Voilà la fable qui nous engage tous. Comme toute fable elle possède ses règles, que nous appellerons lois. Comme toute fable, son titre même met en scène les protagonistes dont on
peut déjà supposer les interactions et leur issue. La route et le mur... un accident ? Une impasse ? Les deux le plus souvent, pour ceux qui justement habitent l'espace entre ces deux mots et que les voyelles et consonnes de la loi, arrangées en codes de la route et de l'urbanisme, saisissent et rejettent tour à tour ou simultanément.
La route et le mur, le flux et l'immobilier qui depuis longtemps se sont partagés l'espace, en harmonie prétendue dont la métropolisation n'est que l'antépénultième symphonie.
Un journal ne suffirait pas pour explorer et expliquer article après article les raisons qui confinent à l'impossible « habiter mobile » : de l'interdiction de séjourner plus de 11 mois au même endroit (aire d'accueil, camping ou même terrain privé), de l'interdiction cependant de stationner beaucoup moins longtemps hors de ces lieux, de l'accès aux aires d'accueil exclusivement réservé aux détenteurs du très stigmatisant « carnet de circulation ». L'ensemble de ces conditions se trouvant à leur tour matinées et compliquées par la nature du « meuble » habité : véhicule (pour les camions et voitures), caravane, habitat de loisir pour les mobilhomes et affiliés, tentes, etc.

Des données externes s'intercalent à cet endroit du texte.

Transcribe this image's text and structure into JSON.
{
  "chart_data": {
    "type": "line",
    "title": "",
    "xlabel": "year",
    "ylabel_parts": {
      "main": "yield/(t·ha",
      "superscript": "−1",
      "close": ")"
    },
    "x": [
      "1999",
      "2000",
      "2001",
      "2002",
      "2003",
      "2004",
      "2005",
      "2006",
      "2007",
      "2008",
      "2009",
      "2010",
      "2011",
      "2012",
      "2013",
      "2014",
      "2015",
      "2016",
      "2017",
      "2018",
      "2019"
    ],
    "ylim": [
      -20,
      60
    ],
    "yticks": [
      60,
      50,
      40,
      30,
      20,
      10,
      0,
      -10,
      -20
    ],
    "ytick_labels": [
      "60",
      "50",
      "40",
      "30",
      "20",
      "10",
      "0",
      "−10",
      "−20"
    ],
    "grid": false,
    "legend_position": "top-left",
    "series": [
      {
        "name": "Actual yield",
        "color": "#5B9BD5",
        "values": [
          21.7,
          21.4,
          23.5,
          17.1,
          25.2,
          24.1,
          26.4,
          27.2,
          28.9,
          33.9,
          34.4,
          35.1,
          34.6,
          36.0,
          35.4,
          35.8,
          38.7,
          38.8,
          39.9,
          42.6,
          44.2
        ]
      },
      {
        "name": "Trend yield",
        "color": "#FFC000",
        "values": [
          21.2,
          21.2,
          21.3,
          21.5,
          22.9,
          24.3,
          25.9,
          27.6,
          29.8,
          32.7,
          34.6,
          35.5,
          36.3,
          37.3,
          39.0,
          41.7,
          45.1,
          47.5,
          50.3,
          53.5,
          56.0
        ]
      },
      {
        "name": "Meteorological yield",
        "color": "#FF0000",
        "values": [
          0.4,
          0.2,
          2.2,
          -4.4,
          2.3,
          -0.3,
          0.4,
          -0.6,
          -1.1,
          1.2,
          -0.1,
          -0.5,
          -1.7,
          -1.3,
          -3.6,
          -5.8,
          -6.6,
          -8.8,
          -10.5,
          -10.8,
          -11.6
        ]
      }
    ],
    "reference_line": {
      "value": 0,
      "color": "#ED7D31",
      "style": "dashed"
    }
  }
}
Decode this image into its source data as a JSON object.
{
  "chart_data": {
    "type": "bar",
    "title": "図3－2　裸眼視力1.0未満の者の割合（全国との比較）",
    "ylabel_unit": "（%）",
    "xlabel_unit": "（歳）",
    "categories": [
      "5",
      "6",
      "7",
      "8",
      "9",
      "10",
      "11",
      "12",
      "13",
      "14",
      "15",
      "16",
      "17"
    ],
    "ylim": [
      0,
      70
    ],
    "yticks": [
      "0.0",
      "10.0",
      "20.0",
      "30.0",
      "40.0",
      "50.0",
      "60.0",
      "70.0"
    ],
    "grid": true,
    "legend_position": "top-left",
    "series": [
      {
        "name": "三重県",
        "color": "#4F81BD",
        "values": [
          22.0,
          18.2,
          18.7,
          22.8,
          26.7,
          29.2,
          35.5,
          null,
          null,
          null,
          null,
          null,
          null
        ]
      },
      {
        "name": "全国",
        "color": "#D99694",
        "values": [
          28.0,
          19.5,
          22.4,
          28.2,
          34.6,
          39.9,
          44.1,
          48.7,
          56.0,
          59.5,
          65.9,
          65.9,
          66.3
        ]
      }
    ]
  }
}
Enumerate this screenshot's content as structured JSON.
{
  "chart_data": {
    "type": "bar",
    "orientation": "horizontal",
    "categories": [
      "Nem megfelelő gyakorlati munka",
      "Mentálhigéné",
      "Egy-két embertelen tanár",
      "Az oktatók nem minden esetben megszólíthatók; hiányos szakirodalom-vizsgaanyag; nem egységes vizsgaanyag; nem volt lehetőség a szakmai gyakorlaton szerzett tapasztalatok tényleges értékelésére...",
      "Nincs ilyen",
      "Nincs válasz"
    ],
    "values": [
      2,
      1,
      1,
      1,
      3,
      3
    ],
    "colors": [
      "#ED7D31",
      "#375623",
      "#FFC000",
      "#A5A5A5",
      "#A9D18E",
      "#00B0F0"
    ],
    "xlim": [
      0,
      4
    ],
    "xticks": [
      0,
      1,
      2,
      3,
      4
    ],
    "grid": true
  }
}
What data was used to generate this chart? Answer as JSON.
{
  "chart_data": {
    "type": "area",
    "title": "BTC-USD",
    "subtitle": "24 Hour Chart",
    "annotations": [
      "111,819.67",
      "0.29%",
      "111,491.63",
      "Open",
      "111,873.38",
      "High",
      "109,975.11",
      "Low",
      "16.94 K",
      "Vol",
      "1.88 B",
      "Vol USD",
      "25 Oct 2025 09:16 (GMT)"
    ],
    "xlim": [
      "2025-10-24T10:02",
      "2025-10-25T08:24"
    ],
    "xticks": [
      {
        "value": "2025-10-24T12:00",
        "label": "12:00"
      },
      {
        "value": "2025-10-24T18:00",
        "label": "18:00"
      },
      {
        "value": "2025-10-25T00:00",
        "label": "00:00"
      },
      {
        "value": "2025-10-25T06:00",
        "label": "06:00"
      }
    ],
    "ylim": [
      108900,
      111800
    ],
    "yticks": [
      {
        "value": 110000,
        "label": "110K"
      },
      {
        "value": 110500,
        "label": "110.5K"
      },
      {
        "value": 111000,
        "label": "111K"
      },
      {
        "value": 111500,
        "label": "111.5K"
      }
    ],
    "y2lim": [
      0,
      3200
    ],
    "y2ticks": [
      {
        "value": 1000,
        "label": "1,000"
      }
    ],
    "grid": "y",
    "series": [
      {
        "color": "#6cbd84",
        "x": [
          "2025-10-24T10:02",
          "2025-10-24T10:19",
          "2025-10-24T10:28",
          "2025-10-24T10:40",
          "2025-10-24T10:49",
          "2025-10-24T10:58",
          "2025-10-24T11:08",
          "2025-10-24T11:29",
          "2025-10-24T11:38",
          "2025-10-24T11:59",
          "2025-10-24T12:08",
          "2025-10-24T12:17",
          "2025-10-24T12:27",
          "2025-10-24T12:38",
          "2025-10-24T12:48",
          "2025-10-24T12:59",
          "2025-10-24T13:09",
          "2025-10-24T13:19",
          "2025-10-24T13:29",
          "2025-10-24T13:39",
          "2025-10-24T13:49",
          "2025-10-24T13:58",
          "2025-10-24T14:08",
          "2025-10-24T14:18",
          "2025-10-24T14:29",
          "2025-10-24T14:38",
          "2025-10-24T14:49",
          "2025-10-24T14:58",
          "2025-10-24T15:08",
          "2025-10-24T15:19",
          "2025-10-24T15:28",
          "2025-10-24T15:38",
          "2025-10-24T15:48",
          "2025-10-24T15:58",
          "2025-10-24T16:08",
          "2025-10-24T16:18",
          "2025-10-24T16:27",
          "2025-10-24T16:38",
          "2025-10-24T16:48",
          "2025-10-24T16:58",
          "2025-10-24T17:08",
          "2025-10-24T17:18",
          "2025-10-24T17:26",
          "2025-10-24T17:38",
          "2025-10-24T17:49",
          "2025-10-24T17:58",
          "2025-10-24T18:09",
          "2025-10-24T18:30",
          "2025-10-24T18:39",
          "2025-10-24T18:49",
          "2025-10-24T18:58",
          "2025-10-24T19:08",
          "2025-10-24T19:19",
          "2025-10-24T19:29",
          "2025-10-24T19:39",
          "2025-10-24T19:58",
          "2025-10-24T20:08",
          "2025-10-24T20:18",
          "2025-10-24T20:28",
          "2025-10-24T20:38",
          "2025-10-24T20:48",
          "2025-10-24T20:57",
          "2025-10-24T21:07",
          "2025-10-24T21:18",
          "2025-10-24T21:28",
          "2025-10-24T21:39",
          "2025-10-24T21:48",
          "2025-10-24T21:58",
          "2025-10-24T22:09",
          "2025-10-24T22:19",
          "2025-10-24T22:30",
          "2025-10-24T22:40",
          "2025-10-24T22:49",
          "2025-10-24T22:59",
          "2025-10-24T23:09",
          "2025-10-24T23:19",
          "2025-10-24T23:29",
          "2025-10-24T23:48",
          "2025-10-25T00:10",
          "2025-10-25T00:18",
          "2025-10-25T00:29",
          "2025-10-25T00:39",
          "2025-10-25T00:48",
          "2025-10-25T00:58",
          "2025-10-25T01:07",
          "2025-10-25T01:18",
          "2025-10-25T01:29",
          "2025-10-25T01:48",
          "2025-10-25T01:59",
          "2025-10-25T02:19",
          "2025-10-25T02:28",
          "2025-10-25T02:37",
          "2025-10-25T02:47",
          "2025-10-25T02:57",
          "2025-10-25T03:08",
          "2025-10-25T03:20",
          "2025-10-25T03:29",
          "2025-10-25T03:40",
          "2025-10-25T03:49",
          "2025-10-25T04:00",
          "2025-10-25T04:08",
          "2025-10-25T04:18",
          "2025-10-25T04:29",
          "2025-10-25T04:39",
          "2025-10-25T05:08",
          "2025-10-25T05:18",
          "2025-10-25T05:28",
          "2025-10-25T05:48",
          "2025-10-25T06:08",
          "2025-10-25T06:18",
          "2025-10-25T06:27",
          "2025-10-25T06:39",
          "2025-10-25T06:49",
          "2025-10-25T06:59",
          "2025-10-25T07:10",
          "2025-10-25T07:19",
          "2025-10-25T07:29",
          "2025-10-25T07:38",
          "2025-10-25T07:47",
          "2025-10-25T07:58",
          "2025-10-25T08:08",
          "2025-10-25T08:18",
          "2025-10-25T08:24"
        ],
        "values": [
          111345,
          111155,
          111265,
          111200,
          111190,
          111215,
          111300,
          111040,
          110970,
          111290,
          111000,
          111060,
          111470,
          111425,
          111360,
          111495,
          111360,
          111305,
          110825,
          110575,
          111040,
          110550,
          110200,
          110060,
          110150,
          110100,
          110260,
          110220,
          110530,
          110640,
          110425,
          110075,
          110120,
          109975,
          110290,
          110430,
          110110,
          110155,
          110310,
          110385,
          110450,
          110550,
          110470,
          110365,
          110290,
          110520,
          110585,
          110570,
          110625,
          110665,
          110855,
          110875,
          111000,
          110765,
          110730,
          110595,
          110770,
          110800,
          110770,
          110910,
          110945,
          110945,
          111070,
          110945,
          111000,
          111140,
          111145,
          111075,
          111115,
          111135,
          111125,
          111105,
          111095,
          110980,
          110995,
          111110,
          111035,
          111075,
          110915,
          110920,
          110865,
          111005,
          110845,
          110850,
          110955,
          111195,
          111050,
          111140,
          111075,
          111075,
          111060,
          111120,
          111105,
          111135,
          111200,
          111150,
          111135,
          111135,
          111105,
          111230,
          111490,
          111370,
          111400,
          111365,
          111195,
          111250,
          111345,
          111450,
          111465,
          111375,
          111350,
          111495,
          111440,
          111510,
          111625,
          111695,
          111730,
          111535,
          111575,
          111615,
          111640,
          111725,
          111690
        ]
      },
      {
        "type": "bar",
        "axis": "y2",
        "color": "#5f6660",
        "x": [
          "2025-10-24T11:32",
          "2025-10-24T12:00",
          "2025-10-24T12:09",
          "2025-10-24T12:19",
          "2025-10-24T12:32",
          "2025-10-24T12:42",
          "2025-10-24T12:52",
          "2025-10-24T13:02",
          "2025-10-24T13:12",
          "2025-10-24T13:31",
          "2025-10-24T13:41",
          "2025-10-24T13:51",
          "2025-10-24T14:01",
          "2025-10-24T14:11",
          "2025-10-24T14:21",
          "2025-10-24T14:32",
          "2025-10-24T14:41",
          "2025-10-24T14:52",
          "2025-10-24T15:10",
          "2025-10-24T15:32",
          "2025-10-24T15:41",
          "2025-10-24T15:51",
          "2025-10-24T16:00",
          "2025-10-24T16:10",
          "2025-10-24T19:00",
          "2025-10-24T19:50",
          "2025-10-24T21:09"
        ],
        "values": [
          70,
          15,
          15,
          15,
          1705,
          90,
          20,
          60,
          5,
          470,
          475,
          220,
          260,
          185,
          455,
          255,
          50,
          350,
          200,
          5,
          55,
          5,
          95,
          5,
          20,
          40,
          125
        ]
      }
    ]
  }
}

Un journal serait encore nécessaire pour expliquer et préciser les dispositions légales rendant difficile le fait d'occuper un terrain sans Certificat d'Urbanisme ou sans assainissement. Pour définir en somme ce qui sépare le mobilier de l'immobilier, le mur du flux, le fixe du déplaçable ou le pérenne du temporaire, puisque la loi ne connaît rien d'autre que cette binarité entraînant l'injonction contradictoire : « Circulez ! » « Sédentarisez-vous ! »
Pour les non-légistes (et non-légalistes) que nous sommes cela renvoie évidemment à l'impensé des villes qui s'élabore dans cet éternel présent qu'est le XIXe siècle et la naissance de cet urbanisme myope qui, effrayé par sa trouble vue et par l'indétermination, partage définitivement la ville en routes et en murs et, plus largement, l'espace en flux et immobilier.
Comme la loi, l'urbanisme ne semble guère connaître de gris et c'est aux premiers jours de la colonisation d'Alger qu'il apprend à éradiquer les espaces dégradés ou complexes avant de le faire à Paris, Lyon, etc. « L'urbaniste contemporain décomplexé » loue de nouveau, et au grand jour, le préfet Haussmann (qui lui ne l'était pas... urbaniste) pour avoir « libéré les flux ! ». Sans doute en effet, à l'instar des égouts qu'il fit construire, la circulation emportait-elle en eaux grises le petit peuple et ses lieux loin des façades neuves qui le canalisaient. Le chantier urbain bipolaire générait déjà le mouvement et le déplacement des populations que l'on connaît aujourd'hui. Combien de ces personnes expropriées retrouvait-on en roulotte ou en baraque dans la zone le long des fortifs (actuel emplacement du périphérique parisien) ?
Ni gris ni dégradés dans la myopie ou la cécité volontaire des faiseurs de ville. Route/mur. Immobilier/flux.
C'est pourtant ce gris que nous tentions de défendre sous les ors ministériels dans le cadre de la consultation concomitante au projet de loi ALUR. Mais non, là encore : noir/blanc, flux/immobilier. Des dispositions pour les « gens du voyage », d'autres pour les installations pérennes de yourtes mais pas de gris, d'habitat de fortune, de bidonville, de camions, etc. Tous insolubles dans la république.
Insolubles ? Peut-être pire encore pour le logiciel républicain comme le laissait entendre Marion Jenkinson lors de son intervention dans le cadre de notre « Doctorat Sauvage En Architecture ». Si une des pierres angulaires du droit reste le pater familias du droit romain régnant en monarque sur son domaine, que reste-il du droit quand l'idée même de ce domaine se dégrade ou devient floue ?
Notre adolescente naïveté nous aveugle-telle ? Lois et urbanismes sont-ils moins faits pour être respectés que pour qu'un certain peuple, sans nom précisément, se voit obligé d'y contrevenir ? Peut-on encore dire l'urbanisme et le droit comme des jeux à jouer, détourner, tricher, faire évoluer ? Dans cet âge inventé pour nous : adolescent nous rêvons toujours la caravane de la Makhnovtchina traversant le monde, le remettant à l'endroit c'est à dire : sans dessus dessous.